Your lesson plans are AMAZING. I'm (so, so, SO) not in science, but I wish I could see them just to adapt your techniques and assignment planning to English.
Chime. It sounds like Polly is doing a lot for these students. As a humanities major, I only had to take two science classes in undergrad, which ended up being introductory biology and introductory geology. Both classes were a struggle to get through, but I managed to do it. I would have loved to have had an instructor who did as many hands-on activities as Polly. Keep up the good work!
Thanks for the encouragement. I did jump at taking this job because of the opportunity to put into action the high-falutin' ideas that I had been collecting about how to better educate non-science people who do the science teaching in elementary school, which is the main science education that the general population has so that's one of the areas that must be improved.
As follow-ups:
1) Outlier, yes, these students do have shadow days to go visit local schools. In fact, that's how I have ended up with half empty classes a couple times during the semester. However, that happens junior year and many of my students are freshmen because this class has no prerequisites, not even a passing grade on the intake placement English and math tests. By and large, my juniors will at least attempt to play along now that they can see that I do know what I'm talking about, discovered that it might be useful later (some people are still resistant with "But [my graders] don't do any of this so why should I?") and will not let them memorize and regurgitate.
2) As for Alan's dream, one of the education classes just this week had the students pretend to be little kids while one student had charge of the classroom for a lesson. Apparently, the results were not pretty, according to the discussion by my students of what happened in the other class. The last week of the semester in my class will be each student teaching a ten-minute lesson related to the project using some appropriate pedagogical techniques (both topic and techniques chosen by the student).
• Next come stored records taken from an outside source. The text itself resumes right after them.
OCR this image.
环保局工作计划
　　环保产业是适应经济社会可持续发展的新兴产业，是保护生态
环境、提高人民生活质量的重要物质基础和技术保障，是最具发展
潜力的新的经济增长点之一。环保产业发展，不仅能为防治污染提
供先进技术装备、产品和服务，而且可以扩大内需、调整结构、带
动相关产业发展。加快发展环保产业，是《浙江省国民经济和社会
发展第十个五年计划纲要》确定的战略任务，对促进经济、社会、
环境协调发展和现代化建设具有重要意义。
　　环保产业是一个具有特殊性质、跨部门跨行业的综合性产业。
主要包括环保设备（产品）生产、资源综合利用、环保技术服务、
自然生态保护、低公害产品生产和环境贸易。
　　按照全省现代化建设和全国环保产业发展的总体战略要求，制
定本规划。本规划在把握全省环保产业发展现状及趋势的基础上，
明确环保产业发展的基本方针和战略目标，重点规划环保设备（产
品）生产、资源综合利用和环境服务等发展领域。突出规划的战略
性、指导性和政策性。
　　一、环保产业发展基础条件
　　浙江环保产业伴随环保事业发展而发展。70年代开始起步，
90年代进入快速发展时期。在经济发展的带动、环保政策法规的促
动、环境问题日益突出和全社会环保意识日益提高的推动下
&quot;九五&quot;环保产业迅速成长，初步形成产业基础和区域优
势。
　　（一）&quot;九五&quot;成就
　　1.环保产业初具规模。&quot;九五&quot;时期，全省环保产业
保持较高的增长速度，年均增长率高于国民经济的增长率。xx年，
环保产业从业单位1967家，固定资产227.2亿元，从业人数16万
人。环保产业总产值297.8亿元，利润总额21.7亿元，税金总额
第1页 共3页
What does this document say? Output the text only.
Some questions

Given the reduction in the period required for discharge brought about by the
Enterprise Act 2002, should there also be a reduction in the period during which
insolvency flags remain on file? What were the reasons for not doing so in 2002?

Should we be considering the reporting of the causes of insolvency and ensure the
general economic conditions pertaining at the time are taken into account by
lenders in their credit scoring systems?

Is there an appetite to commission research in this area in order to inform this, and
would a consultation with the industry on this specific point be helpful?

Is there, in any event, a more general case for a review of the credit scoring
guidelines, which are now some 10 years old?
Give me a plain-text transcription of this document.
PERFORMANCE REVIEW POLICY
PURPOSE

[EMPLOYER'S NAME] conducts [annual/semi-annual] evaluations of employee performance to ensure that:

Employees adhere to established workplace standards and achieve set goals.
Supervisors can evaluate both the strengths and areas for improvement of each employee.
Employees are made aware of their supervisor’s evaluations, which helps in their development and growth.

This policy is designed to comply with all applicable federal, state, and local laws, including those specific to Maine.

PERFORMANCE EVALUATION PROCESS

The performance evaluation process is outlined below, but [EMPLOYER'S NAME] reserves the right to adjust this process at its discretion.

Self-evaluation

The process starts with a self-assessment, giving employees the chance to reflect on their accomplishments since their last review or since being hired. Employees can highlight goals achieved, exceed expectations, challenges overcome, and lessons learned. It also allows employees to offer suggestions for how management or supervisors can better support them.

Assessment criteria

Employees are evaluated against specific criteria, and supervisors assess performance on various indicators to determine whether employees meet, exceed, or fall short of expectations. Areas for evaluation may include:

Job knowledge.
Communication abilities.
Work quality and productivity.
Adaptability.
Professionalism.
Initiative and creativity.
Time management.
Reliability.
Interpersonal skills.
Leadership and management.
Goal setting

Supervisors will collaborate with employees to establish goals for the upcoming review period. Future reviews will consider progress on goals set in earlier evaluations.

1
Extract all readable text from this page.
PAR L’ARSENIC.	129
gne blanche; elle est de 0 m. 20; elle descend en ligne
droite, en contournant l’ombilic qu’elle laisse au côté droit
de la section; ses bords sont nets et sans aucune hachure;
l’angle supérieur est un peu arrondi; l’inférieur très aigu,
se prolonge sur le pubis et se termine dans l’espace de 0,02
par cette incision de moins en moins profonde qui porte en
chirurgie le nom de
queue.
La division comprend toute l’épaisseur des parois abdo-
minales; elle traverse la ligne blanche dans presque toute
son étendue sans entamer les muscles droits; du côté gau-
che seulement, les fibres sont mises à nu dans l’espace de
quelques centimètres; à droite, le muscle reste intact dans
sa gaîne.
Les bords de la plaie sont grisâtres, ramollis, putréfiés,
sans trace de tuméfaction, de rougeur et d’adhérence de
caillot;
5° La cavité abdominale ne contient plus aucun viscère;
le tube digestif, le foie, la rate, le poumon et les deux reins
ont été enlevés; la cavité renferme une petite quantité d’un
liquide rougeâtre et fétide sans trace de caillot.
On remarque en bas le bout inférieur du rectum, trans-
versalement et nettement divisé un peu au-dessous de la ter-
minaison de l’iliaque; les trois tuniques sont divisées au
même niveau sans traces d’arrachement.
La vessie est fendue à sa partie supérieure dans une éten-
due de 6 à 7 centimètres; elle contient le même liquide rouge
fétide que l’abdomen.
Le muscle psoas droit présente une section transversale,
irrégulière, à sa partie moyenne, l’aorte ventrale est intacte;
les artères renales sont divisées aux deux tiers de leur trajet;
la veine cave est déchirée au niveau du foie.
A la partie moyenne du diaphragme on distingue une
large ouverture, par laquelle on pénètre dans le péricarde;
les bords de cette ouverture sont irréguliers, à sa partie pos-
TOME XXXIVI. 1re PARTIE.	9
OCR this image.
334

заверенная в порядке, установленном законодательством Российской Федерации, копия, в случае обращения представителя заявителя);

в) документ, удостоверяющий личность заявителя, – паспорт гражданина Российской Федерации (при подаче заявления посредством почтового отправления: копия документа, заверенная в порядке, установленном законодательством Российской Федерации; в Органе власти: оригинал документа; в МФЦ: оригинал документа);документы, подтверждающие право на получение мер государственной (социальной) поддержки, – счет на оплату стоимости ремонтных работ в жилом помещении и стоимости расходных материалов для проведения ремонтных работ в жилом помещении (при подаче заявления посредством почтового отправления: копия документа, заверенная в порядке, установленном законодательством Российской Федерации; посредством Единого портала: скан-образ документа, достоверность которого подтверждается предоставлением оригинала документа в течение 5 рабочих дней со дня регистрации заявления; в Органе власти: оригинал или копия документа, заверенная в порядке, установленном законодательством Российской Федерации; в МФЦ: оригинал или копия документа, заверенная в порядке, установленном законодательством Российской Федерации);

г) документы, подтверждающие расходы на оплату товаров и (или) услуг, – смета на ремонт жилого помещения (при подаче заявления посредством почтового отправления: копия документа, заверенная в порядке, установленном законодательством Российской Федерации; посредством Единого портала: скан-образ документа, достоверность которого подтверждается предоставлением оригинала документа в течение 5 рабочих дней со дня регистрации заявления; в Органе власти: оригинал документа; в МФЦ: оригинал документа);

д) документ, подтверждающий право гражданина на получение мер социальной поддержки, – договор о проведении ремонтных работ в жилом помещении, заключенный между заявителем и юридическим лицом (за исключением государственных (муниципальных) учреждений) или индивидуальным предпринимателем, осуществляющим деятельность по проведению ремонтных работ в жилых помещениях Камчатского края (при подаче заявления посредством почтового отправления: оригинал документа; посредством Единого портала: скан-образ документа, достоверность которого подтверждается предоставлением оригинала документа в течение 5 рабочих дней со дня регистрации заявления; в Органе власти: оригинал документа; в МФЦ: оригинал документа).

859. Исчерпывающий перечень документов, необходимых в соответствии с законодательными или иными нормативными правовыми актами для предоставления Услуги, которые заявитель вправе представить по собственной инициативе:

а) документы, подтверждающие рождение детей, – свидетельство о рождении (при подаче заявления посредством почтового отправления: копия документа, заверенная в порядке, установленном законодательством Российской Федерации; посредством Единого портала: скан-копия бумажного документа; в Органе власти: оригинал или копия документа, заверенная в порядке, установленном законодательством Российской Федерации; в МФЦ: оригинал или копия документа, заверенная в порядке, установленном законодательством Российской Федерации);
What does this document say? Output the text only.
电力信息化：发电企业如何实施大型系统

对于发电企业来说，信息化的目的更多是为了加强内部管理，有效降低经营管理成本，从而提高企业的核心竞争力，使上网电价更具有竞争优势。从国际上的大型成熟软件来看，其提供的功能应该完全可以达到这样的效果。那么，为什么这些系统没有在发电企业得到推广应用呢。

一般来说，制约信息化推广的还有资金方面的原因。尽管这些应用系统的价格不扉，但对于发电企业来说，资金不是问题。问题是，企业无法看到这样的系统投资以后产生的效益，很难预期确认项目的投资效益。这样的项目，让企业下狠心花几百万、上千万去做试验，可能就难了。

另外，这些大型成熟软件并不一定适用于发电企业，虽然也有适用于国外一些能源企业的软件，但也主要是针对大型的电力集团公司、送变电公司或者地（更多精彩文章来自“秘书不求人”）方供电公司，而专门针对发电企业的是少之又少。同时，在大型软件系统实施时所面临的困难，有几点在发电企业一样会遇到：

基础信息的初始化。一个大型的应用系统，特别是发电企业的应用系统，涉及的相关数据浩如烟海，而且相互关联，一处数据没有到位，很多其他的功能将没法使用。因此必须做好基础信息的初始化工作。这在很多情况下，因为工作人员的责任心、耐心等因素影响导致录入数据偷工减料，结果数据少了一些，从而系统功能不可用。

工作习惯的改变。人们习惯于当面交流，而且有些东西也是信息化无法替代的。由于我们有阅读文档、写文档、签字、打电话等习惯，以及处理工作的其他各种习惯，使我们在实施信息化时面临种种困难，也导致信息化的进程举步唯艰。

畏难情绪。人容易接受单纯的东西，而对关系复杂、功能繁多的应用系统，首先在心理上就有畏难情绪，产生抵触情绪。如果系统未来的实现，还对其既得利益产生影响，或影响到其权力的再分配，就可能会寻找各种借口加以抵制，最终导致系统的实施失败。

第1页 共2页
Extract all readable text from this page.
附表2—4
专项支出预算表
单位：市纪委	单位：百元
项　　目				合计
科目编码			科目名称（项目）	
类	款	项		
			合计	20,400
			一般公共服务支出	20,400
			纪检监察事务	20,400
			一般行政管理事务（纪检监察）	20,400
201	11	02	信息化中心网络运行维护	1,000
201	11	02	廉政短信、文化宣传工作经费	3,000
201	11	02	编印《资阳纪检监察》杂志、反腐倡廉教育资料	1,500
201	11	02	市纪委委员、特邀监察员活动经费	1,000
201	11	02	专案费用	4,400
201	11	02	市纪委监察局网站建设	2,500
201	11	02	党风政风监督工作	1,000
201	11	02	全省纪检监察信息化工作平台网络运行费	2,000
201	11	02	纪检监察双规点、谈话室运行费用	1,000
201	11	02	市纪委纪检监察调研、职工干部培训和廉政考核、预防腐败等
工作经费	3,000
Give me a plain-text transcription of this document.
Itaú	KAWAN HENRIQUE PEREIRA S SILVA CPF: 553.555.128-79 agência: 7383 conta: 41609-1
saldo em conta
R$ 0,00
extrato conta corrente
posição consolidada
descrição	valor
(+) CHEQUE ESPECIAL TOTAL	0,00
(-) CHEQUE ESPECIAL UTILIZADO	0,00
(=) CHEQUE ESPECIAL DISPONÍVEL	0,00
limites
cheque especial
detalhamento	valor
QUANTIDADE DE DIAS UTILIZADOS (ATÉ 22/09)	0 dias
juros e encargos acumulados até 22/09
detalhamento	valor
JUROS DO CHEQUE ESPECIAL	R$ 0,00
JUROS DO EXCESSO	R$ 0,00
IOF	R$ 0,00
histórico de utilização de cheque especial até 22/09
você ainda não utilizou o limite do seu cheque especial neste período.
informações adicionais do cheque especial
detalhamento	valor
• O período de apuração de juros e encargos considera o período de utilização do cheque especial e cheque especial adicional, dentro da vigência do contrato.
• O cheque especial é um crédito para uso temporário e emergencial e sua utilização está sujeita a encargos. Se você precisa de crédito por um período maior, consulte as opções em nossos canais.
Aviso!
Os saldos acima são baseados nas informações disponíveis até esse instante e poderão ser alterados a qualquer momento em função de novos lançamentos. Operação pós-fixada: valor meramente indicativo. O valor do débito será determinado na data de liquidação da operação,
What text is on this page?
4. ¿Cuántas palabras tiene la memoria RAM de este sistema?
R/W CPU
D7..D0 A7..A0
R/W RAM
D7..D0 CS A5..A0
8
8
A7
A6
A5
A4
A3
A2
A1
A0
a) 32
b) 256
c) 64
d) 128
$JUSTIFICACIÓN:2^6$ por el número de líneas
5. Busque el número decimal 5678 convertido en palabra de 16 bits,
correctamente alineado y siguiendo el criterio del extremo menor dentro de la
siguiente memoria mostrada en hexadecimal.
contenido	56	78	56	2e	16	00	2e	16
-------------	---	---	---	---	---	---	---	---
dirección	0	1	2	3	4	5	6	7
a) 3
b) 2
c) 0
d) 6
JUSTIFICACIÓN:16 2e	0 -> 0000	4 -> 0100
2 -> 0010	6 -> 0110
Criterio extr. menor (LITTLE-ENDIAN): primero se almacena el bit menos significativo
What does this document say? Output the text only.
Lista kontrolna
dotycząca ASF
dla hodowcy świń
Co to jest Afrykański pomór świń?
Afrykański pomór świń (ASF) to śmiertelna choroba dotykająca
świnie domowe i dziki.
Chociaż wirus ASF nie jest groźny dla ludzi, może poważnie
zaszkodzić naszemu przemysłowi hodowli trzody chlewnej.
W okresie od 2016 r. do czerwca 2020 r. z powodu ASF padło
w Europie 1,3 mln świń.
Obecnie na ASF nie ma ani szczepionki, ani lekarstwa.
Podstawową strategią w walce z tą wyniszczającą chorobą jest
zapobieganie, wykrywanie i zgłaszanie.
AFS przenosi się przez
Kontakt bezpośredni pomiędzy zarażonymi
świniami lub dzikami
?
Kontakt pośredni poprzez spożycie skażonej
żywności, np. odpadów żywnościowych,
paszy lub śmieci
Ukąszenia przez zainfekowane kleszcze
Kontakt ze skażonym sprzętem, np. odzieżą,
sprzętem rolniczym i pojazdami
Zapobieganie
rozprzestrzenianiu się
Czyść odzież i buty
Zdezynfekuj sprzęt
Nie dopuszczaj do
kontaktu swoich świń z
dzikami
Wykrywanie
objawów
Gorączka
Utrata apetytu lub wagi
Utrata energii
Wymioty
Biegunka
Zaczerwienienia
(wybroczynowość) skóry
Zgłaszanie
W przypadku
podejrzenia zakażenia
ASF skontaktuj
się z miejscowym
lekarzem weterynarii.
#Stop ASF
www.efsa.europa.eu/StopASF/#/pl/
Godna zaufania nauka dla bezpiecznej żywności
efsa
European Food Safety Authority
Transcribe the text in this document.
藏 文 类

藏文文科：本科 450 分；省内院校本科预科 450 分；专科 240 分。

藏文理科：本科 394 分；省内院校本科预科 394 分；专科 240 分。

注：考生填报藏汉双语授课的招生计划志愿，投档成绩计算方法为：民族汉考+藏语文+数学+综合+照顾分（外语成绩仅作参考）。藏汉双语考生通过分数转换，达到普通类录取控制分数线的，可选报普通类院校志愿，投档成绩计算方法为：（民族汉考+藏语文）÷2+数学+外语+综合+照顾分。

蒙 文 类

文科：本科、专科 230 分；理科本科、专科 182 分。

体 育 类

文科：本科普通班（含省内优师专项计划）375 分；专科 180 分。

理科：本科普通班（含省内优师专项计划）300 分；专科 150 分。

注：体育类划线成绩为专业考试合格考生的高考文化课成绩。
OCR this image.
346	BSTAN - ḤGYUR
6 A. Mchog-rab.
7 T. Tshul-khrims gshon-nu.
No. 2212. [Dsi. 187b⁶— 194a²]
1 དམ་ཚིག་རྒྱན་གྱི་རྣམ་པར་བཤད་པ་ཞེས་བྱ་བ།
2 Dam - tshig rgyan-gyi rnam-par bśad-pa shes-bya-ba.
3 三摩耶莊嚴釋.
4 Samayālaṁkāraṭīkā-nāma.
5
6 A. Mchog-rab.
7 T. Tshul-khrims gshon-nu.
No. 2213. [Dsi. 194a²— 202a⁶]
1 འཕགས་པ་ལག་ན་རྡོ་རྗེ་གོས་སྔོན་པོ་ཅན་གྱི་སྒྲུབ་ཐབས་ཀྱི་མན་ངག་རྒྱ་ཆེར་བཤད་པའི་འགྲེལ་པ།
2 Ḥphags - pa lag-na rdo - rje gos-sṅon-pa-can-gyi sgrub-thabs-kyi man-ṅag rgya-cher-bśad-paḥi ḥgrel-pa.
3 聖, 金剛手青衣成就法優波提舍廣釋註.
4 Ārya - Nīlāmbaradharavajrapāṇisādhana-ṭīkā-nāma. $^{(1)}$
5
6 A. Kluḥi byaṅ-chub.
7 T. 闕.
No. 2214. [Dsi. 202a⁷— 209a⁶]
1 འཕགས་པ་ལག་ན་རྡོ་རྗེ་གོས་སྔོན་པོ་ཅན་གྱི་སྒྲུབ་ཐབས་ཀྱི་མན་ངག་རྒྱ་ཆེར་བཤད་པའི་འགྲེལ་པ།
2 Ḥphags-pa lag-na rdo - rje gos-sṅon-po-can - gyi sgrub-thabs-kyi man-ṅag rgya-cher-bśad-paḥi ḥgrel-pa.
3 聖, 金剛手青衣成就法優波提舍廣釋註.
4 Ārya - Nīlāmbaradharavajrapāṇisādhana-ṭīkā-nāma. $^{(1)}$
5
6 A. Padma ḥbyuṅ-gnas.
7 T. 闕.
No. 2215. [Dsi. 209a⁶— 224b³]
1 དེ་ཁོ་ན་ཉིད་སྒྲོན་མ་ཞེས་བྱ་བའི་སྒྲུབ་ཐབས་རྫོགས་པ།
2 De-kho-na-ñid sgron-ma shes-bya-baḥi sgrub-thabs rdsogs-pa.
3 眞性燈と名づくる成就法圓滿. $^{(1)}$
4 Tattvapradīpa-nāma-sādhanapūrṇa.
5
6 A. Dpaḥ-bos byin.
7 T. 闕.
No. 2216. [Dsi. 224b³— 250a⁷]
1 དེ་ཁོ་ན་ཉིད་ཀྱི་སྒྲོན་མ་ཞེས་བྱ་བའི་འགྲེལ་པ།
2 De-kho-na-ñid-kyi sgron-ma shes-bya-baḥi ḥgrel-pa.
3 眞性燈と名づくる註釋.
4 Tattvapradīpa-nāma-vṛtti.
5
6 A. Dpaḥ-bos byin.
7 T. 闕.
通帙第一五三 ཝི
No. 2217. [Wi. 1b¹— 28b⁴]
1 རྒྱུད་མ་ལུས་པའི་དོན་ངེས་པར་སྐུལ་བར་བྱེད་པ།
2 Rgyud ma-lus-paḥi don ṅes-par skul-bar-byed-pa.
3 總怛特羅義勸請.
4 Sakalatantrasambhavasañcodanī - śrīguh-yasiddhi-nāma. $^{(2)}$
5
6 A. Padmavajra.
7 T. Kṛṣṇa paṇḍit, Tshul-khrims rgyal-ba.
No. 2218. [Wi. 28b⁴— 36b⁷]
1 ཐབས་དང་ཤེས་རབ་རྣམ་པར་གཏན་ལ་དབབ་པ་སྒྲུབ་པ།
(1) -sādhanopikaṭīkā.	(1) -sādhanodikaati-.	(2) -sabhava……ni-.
I expect that the teaching will be an eye-opening experience for many of these students since several have asked me whether they could include audience participation as part of their presentation or whether they have to have hand-outs, visual aids, or a demonstration. My response was, "Do what you like for your ten minutes, but keep in mind that this is a tough crowd, ten minutes is not a lot of time, and they are grading you according to the rubric." The average grade given by their classmates is 10% of 10% of their final grade, so practically speaking, zero effect, but somehow that freaks them out (I can make their poor math skills work for me when I need to).
Of course, some of my students asked whether they really had to give a presentation because public speaking makes them nervous and they are afraid of being graded badly. So far I have not laughed in anyone's anxious face as that statement was made because the fear is real, but I do have to wonder about the logic of being terrified of speaking in front of an audience and selecting a career that guarantees you are speaking in front of a captive, often hostile about it, audience on a regular basis.
3) I thought people might be interested to know that, on this week's test, I asked what people's favorite activities had been in class for a this-is-not-a-trick-put-something-and-get-a-free-point bonus question to gather more information on what's working and what really should be ditched for next semester. Several people mentioned how much they liked the magnets because it solidified their knowledge on a hard topic. Even my magnet- and electricity-I'm-not-learning-anything student listed a computer activity with a testimonial about how we should do more things like that.